The question that remains to be answered is whether these shake-ups herald real change or are merely, as the cynics would have us believe, a political move to silence critics at the House of Commons Public Accounts Committee, which published its second critical report into NPfIT in January. Regardless of the motivation, we believe the changes will have real implications for suppliers and NPfIT.

IT suppliers with established contacts at NHS CFH will now need to be forging closer links with members of the Informatics Directorate, who will make policy and strategy decisions going forwards. This may be particularly beneficial for suppliers that are not currently part of NPfIT but still have ambitions in the NHS IT sector.

No major changes to NPfIT expected

However, while the shake-up makes some change at NHS CFH more likely, we still do not expect major changes to existing NPfIT contracts unless there is another significant disruptive event - such as one of the two remaining Local Service Providers (LSPs) leaving the programme.
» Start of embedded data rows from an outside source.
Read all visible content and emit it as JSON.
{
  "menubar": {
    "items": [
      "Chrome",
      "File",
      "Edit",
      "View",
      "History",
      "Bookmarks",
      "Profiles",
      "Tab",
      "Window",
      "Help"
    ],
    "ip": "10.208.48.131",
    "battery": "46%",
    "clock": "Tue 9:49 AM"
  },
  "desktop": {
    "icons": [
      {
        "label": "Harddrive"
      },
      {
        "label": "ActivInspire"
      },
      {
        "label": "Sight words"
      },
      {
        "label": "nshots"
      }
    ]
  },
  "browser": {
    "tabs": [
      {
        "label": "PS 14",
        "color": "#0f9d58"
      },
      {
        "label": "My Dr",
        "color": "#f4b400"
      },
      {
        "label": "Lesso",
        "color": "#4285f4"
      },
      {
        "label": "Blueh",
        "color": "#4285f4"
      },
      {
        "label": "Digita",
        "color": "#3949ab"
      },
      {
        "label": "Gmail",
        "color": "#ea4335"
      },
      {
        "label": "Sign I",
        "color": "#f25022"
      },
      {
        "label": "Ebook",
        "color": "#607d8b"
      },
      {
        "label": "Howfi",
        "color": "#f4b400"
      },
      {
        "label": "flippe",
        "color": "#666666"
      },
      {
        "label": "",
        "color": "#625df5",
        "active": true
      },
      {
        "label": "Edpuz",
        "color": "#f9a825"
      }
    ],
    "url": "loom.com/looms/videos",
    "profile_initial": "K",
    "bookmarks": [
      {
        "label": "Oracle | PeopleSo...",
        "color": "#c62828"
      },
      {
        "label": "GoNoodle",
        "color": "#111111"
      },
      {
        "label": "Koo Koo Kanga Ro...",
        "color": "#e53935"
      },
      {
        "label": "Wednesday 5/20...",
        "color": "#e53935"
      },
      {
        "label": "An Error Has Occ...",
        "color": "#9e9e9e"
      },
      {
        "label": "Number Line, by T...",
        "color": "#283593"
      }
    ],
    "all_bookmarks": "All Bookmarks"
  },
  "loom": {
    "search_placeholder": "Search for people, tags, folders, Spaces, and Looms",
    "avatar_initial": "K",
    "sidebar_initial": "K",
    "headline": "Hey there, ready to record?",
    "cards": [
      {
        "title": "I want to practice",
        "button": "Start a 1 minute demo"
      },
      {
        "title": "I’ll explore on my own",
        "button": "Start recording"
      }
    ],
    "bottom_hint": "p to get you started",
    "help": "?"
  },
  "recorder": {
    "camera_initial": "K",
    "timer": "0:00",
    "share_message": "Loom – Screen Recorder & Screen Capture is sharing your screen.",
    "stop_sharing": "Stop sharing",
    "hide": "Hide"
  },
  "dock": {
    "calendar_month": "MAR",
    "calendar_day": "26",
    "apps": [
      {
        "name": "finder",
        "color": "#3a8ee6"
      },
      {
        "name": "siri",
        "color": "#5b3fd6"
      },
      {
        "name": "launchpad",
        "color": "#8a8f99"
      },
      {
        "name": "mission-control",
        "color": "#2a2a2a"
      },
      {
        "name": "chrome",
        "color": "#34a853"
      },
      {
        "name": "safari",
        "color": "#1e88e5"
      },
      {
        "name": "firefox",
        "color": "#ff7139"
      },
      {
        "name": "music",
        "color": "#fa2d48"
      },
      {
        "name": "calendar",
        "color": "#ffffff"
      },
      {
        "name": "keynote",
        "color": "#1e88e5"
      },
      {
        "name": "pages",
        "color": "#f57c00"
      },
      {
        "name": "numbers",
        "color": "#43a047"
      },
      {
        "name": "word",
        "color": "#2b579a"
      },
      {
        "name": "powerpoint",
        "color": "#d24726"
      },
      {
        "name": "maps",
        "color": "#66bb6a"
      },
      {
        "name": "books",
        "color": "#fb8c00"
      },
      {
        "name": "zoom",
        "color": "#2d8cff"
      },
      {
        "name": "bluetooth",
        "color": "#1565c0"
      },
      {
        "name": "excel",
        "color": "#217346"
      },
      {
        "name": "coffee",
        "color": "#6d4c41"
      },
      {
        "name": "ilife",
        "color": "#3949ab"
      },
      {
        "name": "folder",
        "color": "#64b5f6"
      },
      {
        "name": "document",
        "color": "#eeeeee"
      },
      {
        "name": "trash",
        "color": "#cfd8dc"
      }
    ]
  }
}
At present, CSC is continuing with the rollout of Lorenzo to early adopters in the North East and Midlands, and BT has been allowed to restart deployments of Millennium having resolved most of the issues at the Royal Free Hospital in London. However, both LSPs have yet to complete contract resets with NHS CFH. There has also yet to be an announcement about the options for trusts in the south of England that are waiting for news of a replacement for former LSP Fujitsu Services, which walked away from its contract last year.